Cuando el negocio frenó la educación de los pueblos indígenas

Durante la colonización española en América, no todos los intereses iban en la misma dirección. Mientras algunos religiosos intentaban enseñar y educar a los pueblos indígenas, muchos colonos españoles veían a esas comunidades como una fuente de trabajo barato. El sistema de la encomienda funcionaba de esta manera: los españoles recibían grupos de indígenas para que trabajaran para ellos, con la excusa de enseñarles la religión. Segun el investigador Noriega explica que los indígenas eran entregados a los españoles “para que os sirváis dellos y enseñadles las cosas de nuestra santa fe católica” (Ortega Noriega, 2010, p. 45).

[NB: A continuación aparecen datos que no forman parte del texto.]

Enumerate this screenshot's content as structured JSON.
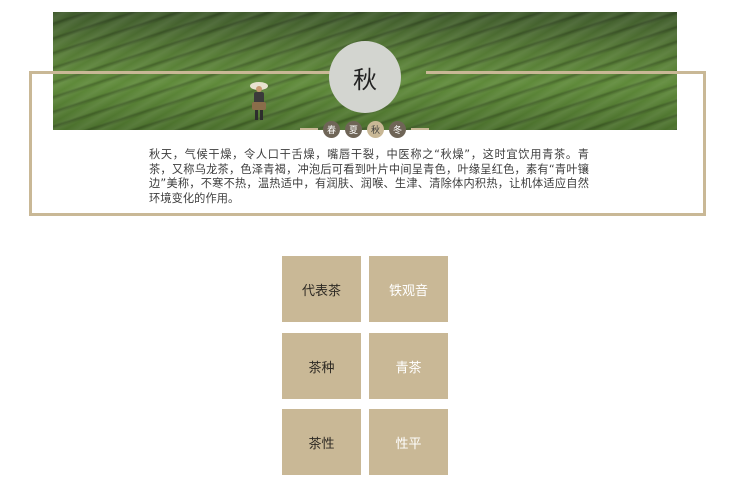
{
  "season": {
    "current": "秋",
    "tabs": [
      "春",
      "夏",
      "秋",
      "冬"
    ],
    "active_index": 2
  },
  "description": "秋天，气候干燥，令人口干舌燥，嘴唇干裂，中医称之“秋燥”，这时宜饮用青茶。青茶，又称乌龙茶，色泽青褐，冲泡后可看到叶片中间呈青色，叶缘呈红色，素有“青叶镶边”美称，不寒不热，温热适中，有润肤、润喉、生津、清除体内积热，让机体适应自然环境变化的作用。",
  "info": [
    {
      "key": "代表茶",
      "value": "铁观音"
    },
    {
      "key": "茶种",
      "value": "青茶"
    },
    {
      "key": "茶性",
      "value": "性平"
    }
  ],
  "colors": {
    "accent": "#c9b896",
    "dot_inactive": "#6f6557",
    "circle": "#d3d5d0"
  }
}
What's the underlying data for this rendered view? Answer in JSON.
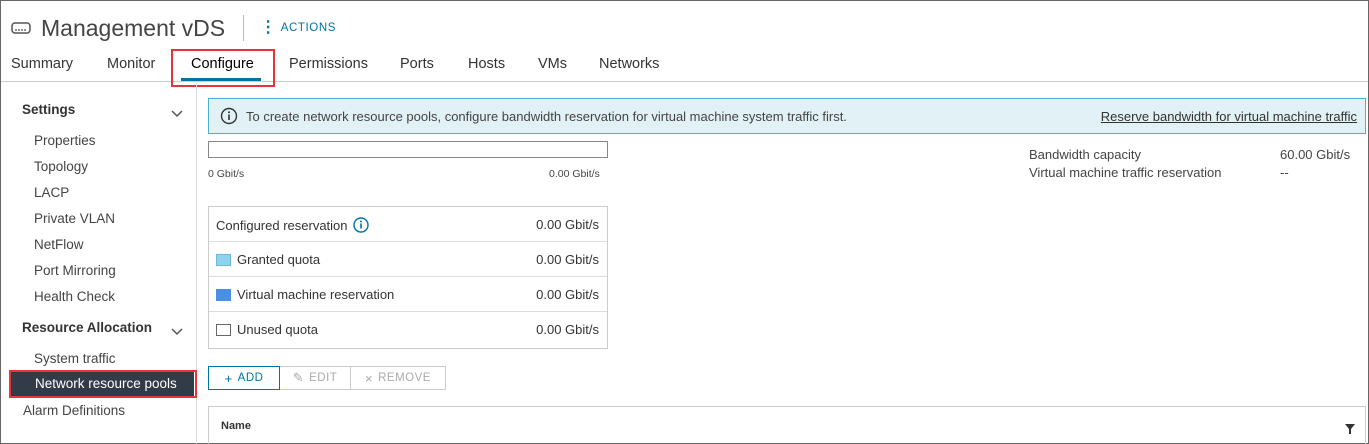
{
  "header": {
    "title": "Management vDS",
    "actions_label": "ACTIONS",
    "icon": "vds-switch-icon"
  },
  "tabs": [
    {
      "label": "Summary"
    },
    {
      "label": "Monitor"
    },
    {
      "label": "Configure",
      "active": true
    },
    {
      "label": "Permissions"
    },
    {
      "label": "Ports"
    },
    {
      "label": "Hosts"
    },
    {
      "label": "VMs"
    },
    {
      "label": "Networks"
    }
  ],
  "sidebar": {
    "settings_label": "Settings",
    "settings_items": [
      "Properties",
      "Topology",
      "LACP",
      "Private VLAN",
      "NetFlow",
      "Port Mirroring",
      "Health Check"
    ],
    "resource_label": "Resource Allocation",
    "resource_items": [
      "System traffic",
      "Network resource pools"
    ],
    "selected": "Network resource pools",
    "alarm_label": "Alarm Definitions"
  },
  "banner": {
    "message": "To create network resource pools, configure bandwidth reservation for virtual machine system traffic first.",
    "link": "Reserve bandwidth for virtual machine traffic"
  },
  "bandwidth": {
    "min_label": "0 Gbit/s",
    "max_label": "0.00 Gbit/s",
    "capacity_label": "Bandwidth capacity",
    "capacity_value": "60.00 Gbit/s",
    "vm_reservation_label": "Virtual machine traffic reservation",
    "vm_reservation_value": "--"
  },
  "reservation": {
    "configured_label": "Configured reservation",
    "configured_value": "0.00 Gbit/s",
    "granted_label": "Granted quota",
    "granted_value": "0.00 Gbit/s",
    "vm_label": "Virtual machine reservation",
    "vm_value": "0.00 Gbit/s",
    "unused_label": "Unused quota",
    "unused_value": "0.00 Gbit/s"
  },
  "buttons": {
    "add": "ADD",
    "edit": "EDIT",
    "remove": "REMOVE"
  },
  "grid": {
    "col_name": "Name"
  },
  "colors": {
    "accent": "#0072a3",
    "selected_bg": "#313c48",
    "highlight": "#e5353a",
    "granted_swatch": "#8dd3ec",
    "vm_swatch": "#4a90e2",
    "banner_bg": "#e1f1f6"
  }
}
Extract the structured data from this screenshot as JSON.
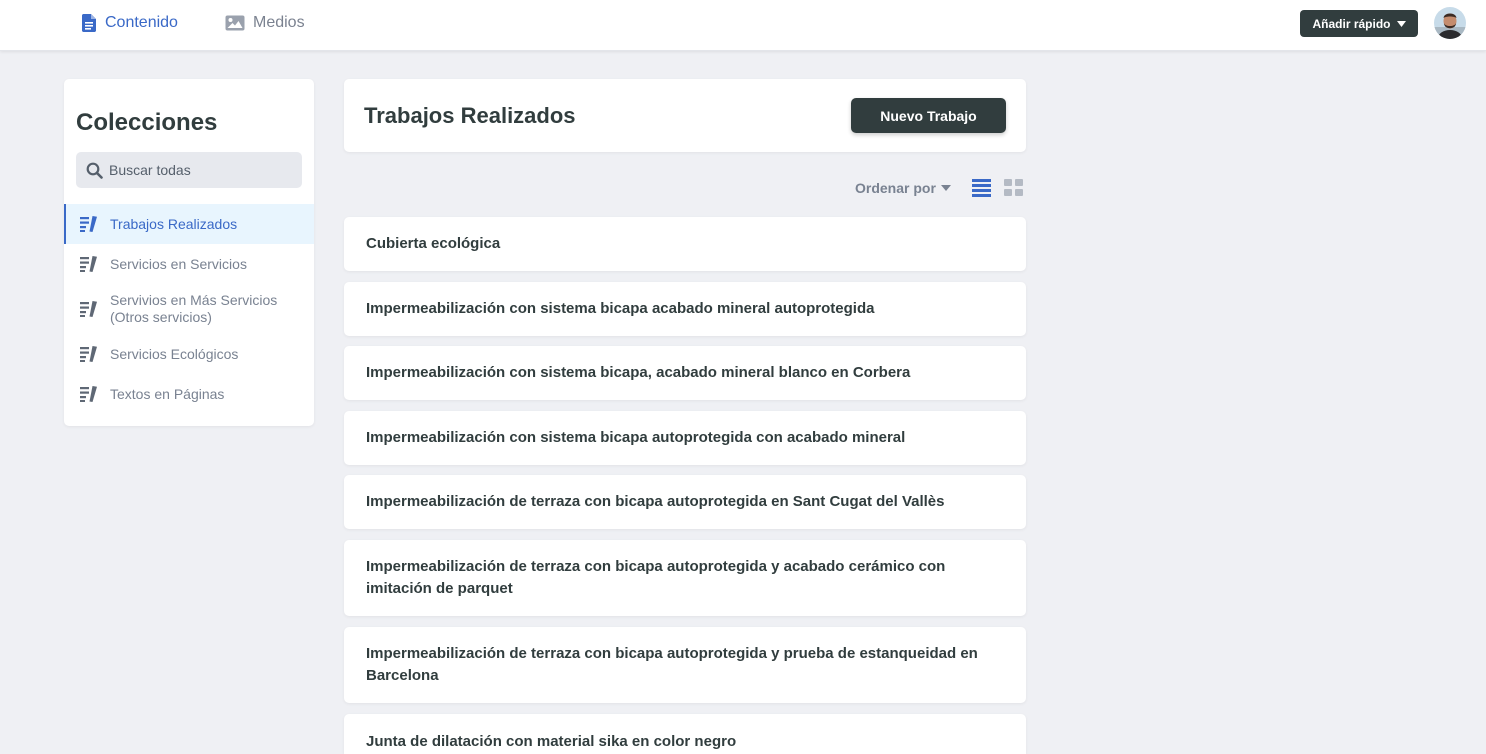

Este sistema terminó siendo un gran problema para la educación y la convivencia. Los indígenas sufrían malos tratos, trabajos forzados y abusos, lo que generó rechazo y desconfianza hacia los españoles y todo lo que representaban. Según el texto, “la encomienda hizo odiosa la dominación española y fue un gran obstáculo para que los indígenas aceptaran la religión de los conquistadores” (Ortega Noriega, 2010, p. 45). En lugar de aprender en un clima de respeto, muchos pueblos asociaron la enseñanza con el castigo y la explotación.

Además, los colonos no solo se beneficiaban del trabajo indígena, sino también de los productos que estos generaban. El documento señala que los españoles obtenían ganancias a través de impuestos, pagos obligatorios y comercio injusto, ya que “sus productos pasaban a poder de los conquistadores a través del tributo, del diezmo y del comercio a precios excesivamente bajos” (Ortega Noriega, 2010, p. 48). Para los colonos, lo más importante era producir y ganar dinero, no educar ni proteger a las comunidades indígenas.

Frente a esta realidad, muchos misioneros intentaron defender a los pueblos indígenas y alejarlos de la explotación. En especial, los jesuitas buscaron crear comunidades más protegidas, donde los indígenas pudieran aprender y organizar su vida sin ser usados como mano de obra. Sin embargo, esta intención chocaba con los intereses económicos de los españoles, ya que, como reconoce el texto, “no era éste el objetivo de las autoridades civiles, sino que el trabajo de los indios cristianos sirviera a las empresas de los españoles” (Ortega Noriega, 2010, p. 53). De este modo, queda claro que la búsqueda de riqueza fue una de las principales razones por las que se dificultó la educación y la integración de los pueblos indígenas.